みなさんこんにちは。
クリニック診療で相談される、一番の悩みはなんだと思いますか?
僕らのクリニックでは「しみ」に悩まれている方が最も多くいらっしゃいます。
そこで最近患者様からよく質問されるのが・・・・第一三共ヘルスケアから発売された「トランシーノ」というお薬。 「先生、私はあれ飲んだほうが良いでしょうか?」というご質問をよくいただきます。
今回は飲み薬についてお話します。
みなさんのシミはどのタイプ?
30代くらいから両頬に浮き出てくるシミを感じる方は多いと思います。
両頬にほぼ対称に出てくる色素としては
① 肝斑 ② 両側対称性太田母斑
などが代表的なものとしてあげられます。

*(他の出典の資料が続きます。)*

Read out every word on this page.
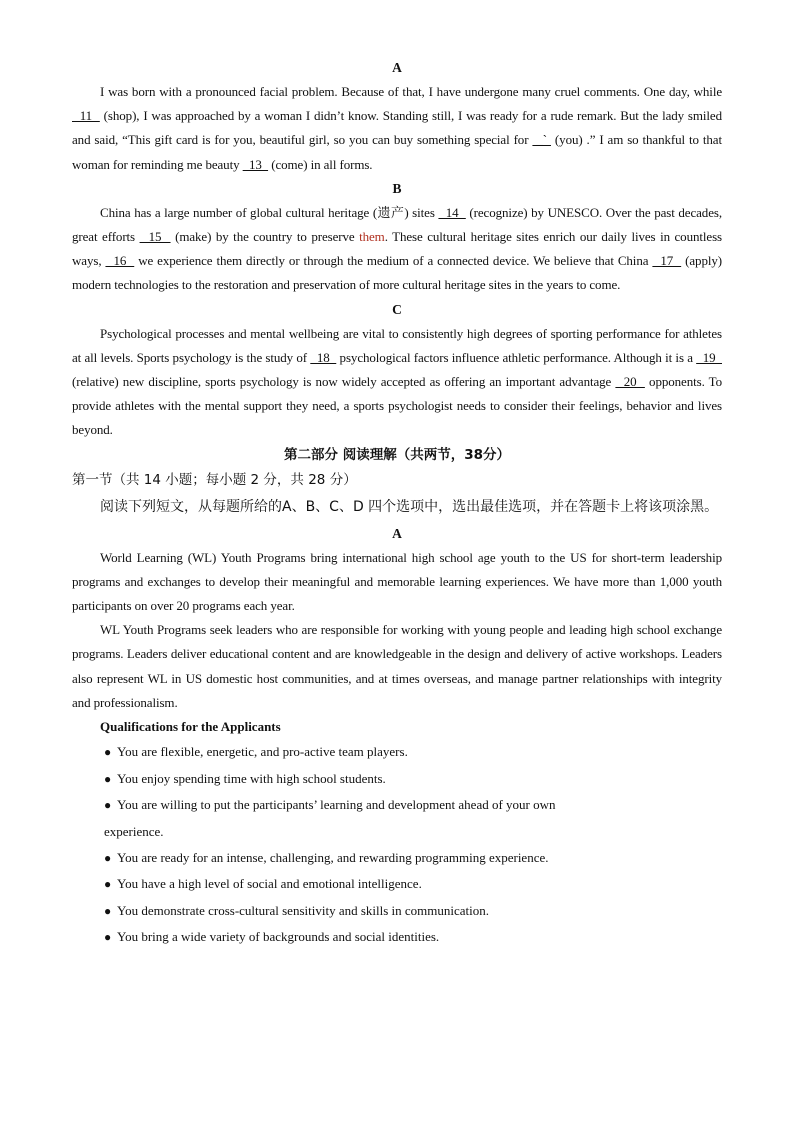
A

I was born with a pronounced facial problem. Because of that, I have undergone many cruel comments. One day, while   11   (shop), I was approached by a woman I didn’t know. Standing still, I was ready for a rude remark. But the lady smiled and said, “This gift card is for you, beautiful girl, so you can buy something special for  _`  (you) .” I am so thankful to that woman for reminding me beauty   13   (come) in all forms.

B

China has a large number of global cultural heritage (遗产) sites   14   (recognize) by UNESCO. Over the past decades, great efforts   15   (make) by the country to preserve them. These cultural heritage sites enrich our daily lives in countless ways,   16   we experience them directly or through the medium of a connected device. We believe that China   17   (apply) modern technologies to the restoration and preservation of more cultural heritage sites in the years to come.

C

Psychological processes and mental wellbeing are vital to consistently high degrees of sporting performance for athletes at all levels. Sports psychology is the study of   18   psychological factors influence athletic performance. Although it is a   19   (relative) new discipline, sports psychology is now widely accepted as offering an important advantage   20   opponents. To provide athletes with the mental support they need, a sports psychologist needs to consider their feelings, behavior and lives beyond.

第二部分 阅读理解（共两节，38分）

第一节（共 14 小题；每小题 2 分，共 28 分）

阅读下列短文，从每题所给的A、B、C、D 四个选项中，选出最佳选项，并在答题卡上将该项涂黑。

A

World Learning (WL) Youth Programs bring international high school age youth to the US for short-term leadership programs and exchanges to develop their meaningful and memorable learning experiences. We have more than 1,000 youth participants on over 20 programs each year.

WL Youth Programs seek leaders who are responsible for working with young people and leading high school exchange programs. Leaders deliver educational content and are knowledgeable in the design and delivery of active workshops. Leaders also represent WL in US domestic host communities, and at times overseas, and manage partner relationships with integrity and professionalism.

Qualifications for the Applicants

● You are flexible, energetic, and pro-active team players.
● You enjoy spending time with high school students.
● You are willing to put the participants’ learning and development ahead of your own
experience.
● You are ready for an intense, challenging, and rewarding programming experience.
● You have a high level of social and emotional intelligence.
● You demonstrate cross-cultural sensitivity and skills in communication.
● You bring a wide variety of backgrounds and social identities.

見極めは非常に難しいのですが、
①はぼやーっと境界がちょっと分かりづらく、色味は茶色っぽいことがほとんどです。
②はどちらかというと径2-3mmの丸くややっ青黒っぽい薄いほくろのようなものが 集まってくるという経過をたどります。それぞれを悩んでいる方は多いですが今回は①のお話になります。
肝斑は慢性の炎症?
シミといえば、レーザー治療!みたいな考え方は世の中に拡がっています。 もちろんあながち間違えとはいえませんがレーザーなどを強く照射してしまうと 濃くなってしまうシミがあります。
それがまさに「肝斑」です。肝斑は何かしらの原因で頬に慢性の炎症が起こって いるのではないかと考えられています。それが女性の生理周期などで若干濃くなったり薄くなったりする印象があること から「ホルモンバランス」が影響しているのではないかという先生もおられます。
ただ、残念ながらすべては分かっていません。レーザーでシミを消すということは 黒い細胞を簡単に言えば焼いてしまうということ=火傷させるということです。
みなさん、火傷するとヒリヒリしますよね。ヒリヒリとはまさに炎症が起こっているサイン。 多かれ少なかれしみを取るようなレーザー後には炎症が起こっているわけです。
でもこの肝斑は慢性の炎症。炎症がさらに強まると当然濃くなってしまいます。
だから、肝斑には強いレーザーは禁物!もっとも、現在はレーザーとは似て非なる IPL治療という範疇の「ライムライトやオーロラ」などがあり、大きな炎症を起こさずとも しみが取れるようになりました。
これにより肝斑も濃くすることなく治療することが出来るようになりました。でもIPL開発以前はじっくり炎症をとる治療が肝斑の治療の唯一の方法でした。
意外と身近な成分「トラネキサム酸」
肝斑は昔から悩みとしてはあったんです。
その炎症を抑える成分が「トラネキサム酸」。トランシーノの主成分です。
トランシーノはOTC薬品です。OTCとはover the counter=カウンター越しに買えるお薬。
つまり処方箋なしに買えるお薬です。でも実は、僕らのクリニックのような医療機関では既にこの成分のお薬を以前から処方していました。
OTCではないのでもっと強力なやつを・・・ しかもトランシーノより安く(笑)。
ということで前述の「先生、私はあれ飲んだほうが良いでしょうか?」という質問には大概、「○○さん、今飲んでもらってるこの薬が同じ成分ですよ。しかも○○さんは倍の容量飲んでます。安心してください。」となる訳です。
ちなみにこのお薬、のどが痛いときなどに内科の先生が処方してくれる薬でも あるので飲んだことがある方も多いはずです。しみの治療を行っている医療機関では 処方してくれるところが多いはずです。
肝斑かなと気になる方一度医療機関にご相談されてもよいかもしれません。